Les États-Unis de retour à l’Unesco en 2024 ?

Par Olympe Lemut · Le Journal des Arts

Le 17 avril 2023 - 744 mots

Après s’en être retirés sous Donald Trump pour des raisons politiques, les États-Unis envisagent de réintégrer l’organisation internationale.

Antony J. Blinken, secrétaire d'État des États-Unis. © U.S. Department of State, 2021, public domain
Antony J. Blinken, secrétaire d'État des États-Unis.

Washington D.C. Le 23 mars dernier, le secrétaire d’État américain, Antony Blinken, défendait devant le Sénat américain le budget 2024 du Département d’État. Y figurait une somme de 150 millions de dollars destinée à l’Unesco, que les États-Unis ont pourtant quittée le 1er janvier 2019. Blinken a déclaré que « les États-Unis doivent revenir à l’Unesco » et contribuer à son financement. Car depuis plusieurs années, les États-Unis ont suspendu leur contribution financière (environ 80 millions de dollars par an), avant même de quitter l’organisation internationale en 2019. Principal contributeur au budget de l’Unesco (22 %), l’Amérique avait gelé ses versements en 2011 sous le président Obama après l’entrée de la Palestine comme État membre, en vertu d’une loi de 1990. En effet, les États-Unis ne peuvent pas financer une organisation internationale qui compte comme membre la Palestine « tant qu’une solution au conflit entre Israël et la Palestine n’a pas été trouvée ».

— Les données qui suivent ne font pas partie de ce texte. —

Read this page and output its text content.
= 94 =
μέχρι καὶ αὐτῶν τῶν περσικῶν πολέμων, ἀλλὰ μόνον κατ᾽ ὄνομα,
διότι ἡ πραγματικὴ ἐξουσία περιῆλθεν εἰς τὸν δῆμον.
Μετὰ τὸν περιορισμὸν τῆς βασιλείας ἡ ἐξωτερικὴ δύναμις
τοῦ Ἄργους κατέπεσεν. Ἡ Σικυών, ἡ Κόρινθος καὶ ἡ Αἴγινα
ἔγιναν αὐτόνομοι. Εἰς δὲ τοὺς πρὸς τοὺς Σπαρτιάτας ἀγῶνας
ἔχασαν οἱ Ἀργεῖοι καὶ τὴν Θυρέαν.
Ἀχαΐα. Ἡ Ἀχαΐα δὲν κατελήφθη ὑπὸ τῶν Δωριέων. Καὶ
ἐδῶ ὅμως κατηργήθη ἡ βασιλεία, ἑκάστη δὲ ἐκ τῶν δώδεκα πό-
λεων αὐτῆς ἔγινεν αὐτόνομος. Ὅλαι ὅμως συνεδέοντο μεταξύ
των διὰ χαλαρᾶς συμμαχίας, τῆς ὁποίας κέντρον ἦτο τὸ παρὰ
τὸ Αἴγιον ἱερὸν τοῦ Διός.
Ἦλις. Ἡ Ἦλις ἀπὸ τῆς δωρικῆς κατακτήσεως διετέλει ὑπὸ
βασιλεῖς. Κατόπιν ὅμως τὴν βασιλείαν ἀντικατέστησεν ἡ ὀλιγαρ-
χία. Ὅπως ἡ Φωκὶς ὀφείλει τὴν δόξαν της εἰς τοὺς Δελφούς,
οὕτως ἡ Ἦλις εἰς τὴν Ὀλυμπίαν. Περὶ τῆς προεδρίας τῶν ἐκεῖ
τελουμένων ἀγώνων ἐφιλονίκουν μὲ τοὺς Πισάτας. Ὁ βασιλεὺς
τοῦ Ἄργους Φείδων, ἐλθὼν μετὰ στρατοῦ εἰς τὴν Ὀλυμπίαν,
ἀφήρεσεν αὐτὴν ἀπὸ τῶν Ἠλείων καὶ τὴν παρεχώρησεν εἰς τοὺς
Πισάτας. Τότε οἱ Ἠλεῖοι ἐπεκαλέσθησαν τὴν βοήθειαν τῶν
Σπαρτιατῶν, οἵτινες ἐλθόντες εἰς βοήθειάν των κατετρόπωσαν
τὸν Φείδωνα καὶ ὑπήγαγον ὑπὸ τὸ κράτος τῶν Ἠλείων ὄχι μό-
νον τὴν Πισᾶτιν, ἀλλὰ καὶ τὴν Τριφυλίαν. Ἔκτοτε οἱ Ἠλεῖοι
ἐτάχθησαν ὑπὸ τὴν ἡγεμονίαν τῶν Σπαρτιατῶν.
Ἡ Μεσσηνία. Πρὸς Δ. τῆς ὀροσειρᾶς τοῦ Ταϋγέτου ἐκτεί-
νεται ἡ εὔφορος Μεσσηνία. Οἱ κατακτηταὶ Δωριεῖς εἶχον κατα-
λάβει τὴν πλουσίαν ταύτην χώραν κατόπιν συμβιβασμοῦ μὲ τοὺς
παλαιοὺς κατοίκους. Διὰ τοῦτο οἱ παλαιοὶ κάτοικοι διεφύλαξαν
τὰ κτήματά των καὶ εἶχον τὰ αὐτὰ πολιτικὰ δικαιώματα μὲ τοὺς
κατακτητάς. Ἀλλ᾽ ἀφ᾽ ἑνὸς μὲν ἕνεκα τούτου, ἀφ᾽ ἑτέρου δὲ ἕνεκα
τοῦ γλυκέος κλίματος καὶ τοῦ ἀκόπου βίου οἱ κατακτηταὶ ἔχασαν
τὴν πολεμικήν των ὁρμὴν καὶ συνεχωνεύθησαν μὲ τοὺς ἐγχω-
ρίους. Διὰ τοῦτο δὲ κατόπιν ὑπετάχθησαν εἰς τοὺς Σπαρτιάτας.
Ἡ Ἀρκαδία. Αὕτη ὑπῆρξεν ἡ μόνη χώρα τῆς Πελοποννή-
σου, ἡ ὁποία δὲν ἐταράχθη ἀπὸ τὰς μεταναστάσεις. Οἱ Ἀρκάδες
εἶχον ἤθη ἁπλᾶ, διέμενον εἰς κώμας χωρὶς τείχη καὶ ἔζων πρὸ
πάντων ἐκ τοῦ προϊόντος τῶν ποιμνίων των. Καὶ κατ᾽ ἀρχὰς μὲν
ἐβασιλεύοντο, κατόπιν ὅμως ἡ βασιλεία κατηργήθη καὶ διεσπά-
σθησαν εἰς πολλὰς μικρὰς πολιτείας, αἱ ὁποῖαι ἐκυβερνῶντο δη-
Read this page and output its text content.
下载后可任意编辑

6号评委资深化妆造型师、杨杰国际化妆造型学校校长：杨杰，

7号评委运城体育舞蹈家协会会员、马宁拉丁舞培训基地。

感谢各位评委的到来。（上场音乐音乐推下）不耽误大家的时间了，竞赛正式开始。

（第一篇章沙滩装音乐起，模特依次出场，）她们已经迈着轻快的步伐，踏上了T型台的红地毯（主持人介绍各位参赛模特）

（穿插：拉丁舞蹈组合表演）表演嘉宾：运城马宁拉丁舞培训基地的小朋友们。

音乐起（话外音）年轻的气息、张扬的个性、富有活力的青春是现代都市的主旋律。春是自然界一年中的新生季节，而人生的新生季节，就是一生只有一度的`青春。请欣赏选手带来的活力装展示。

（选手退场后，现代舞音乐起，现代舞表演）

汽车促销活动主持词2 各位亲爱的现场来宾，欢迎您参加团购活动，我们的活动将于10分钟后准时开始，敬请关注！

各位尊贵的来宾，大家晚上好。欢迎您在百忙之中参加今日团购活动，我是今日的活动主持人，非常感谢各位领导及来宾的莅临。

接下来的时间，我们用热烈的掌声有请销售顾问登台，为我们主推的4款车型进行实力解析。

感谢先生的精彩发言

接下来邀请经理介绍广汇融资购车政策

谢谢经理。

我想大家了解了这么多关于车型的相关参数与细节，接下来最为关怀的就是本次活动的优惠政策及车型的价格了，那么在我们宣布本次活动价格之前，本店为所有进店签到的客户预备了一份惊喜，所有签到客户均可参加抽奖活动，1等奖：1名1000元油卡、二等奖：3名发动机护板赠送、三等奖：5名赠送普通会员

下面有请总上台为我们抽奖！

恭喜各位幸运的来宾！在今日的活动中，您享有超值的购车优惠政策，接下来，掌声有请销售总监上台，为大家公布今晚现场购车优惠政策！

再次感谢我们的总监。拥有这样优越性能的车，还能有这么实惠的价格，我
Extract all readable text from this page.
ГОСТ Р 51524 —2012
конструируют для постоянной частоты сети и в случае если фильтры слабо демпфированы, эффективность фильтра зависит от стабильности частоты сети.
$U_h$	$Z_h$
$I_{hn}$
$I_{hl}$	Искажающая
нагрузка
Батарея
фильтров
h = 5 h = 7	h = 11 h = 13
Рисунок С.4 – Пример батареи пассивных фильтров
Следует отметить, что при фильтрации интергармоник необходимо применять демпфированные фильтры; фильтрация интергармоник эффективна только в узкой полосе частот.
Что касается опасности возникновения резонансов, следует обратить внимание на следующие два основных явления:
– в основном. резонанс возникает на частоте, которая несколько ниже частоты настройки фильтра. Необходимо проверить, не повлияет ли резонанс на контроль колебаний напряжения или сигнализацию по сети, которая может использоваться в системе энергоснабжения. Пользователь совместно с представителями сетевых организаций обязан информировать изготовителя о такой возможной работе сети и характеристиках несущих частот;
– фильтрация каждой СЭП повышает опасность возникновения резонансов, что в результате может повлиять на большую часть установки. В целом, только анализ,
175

C’est donc un motif politique qui a été avancé en 2011, comme en 2018 lorsque l’administration Trump a annoncé quitter l’Unesco : le Département d’État avait déclaré que celle-ci souffrait de « biais anti-Israël de longue date ». Là encore, la question des relations entre les États-Unis et Israël justifiait la décision américaine, mais celle-ci était en préparation depuis l’élection de Trump. En effet, en juillet 2017 l’administration Trump avait critiqué la décision du Comité du patrimoine mondial d’inscrire la vieille ville de Hébron (Cisjordanie) au nom de la Palestine et non d’Israël : les autorités israéliennes y voyaient « une décision délirante ». Sans surprise, le départ des États-Unis en 2019 s’était accompagné de celui d’Israël, dont le ministre des Affaires étrangères, Yaïr Lapid, décrivait l’Unesco comme « un théâtre de l’absurde ». Le Japon, le Brésil et la Grande-Bretagne avaient aussi cessé de verser leur contribution en 2017 et 2018, période troublée pour l’Unesco. En 2017 la directrice générale sortante, Irina Bokova, avait déploré « une perte pour le multilatéralisme ». Sa successeuse, Audrey Azoulay, avait pourtant déclaré que « les États-Unis ne sont pas l’alpha et l’oméga de l’Unesco » à la fin 2017, avant d’assouplir par la suite sa position.

Une dette à apurer

Cet épisode n’est cependant pas unique dans l’histoire de l’organisation, car dès les années 1970 certains pays dont les États-Unis l’ont temporairement quittée, ou ses comités : il est en effet possible d’en rester « membre observateur permanent » et de continuer à y siéger. En 1984, le président Reagan avait décidé de quitter l’Unesco qu’il accusait de complaisance avec l’URSS, suivi par la Grande-Bretagne de Margaret Thatcher (jusqu’en 1997). L’argument financier avait également été avancé, allié à la dénonciation d’une « bureaucratie bouffie »… Revenus en 2002 pour renforcer leur présence internationale après le 11-Septembre, les États-Unis ont versé leur contribution financière, mais n’ont pas apuré leur dette. Qui plus est, la suspension du financement en 2011 avait entraîné la perte du droit de vote américain dans les instances de l’Unesco en 2013 : la décision de Trump n’a donc fait qu’entériner la perte d’influence des États-Unis au sein de l’Unesco.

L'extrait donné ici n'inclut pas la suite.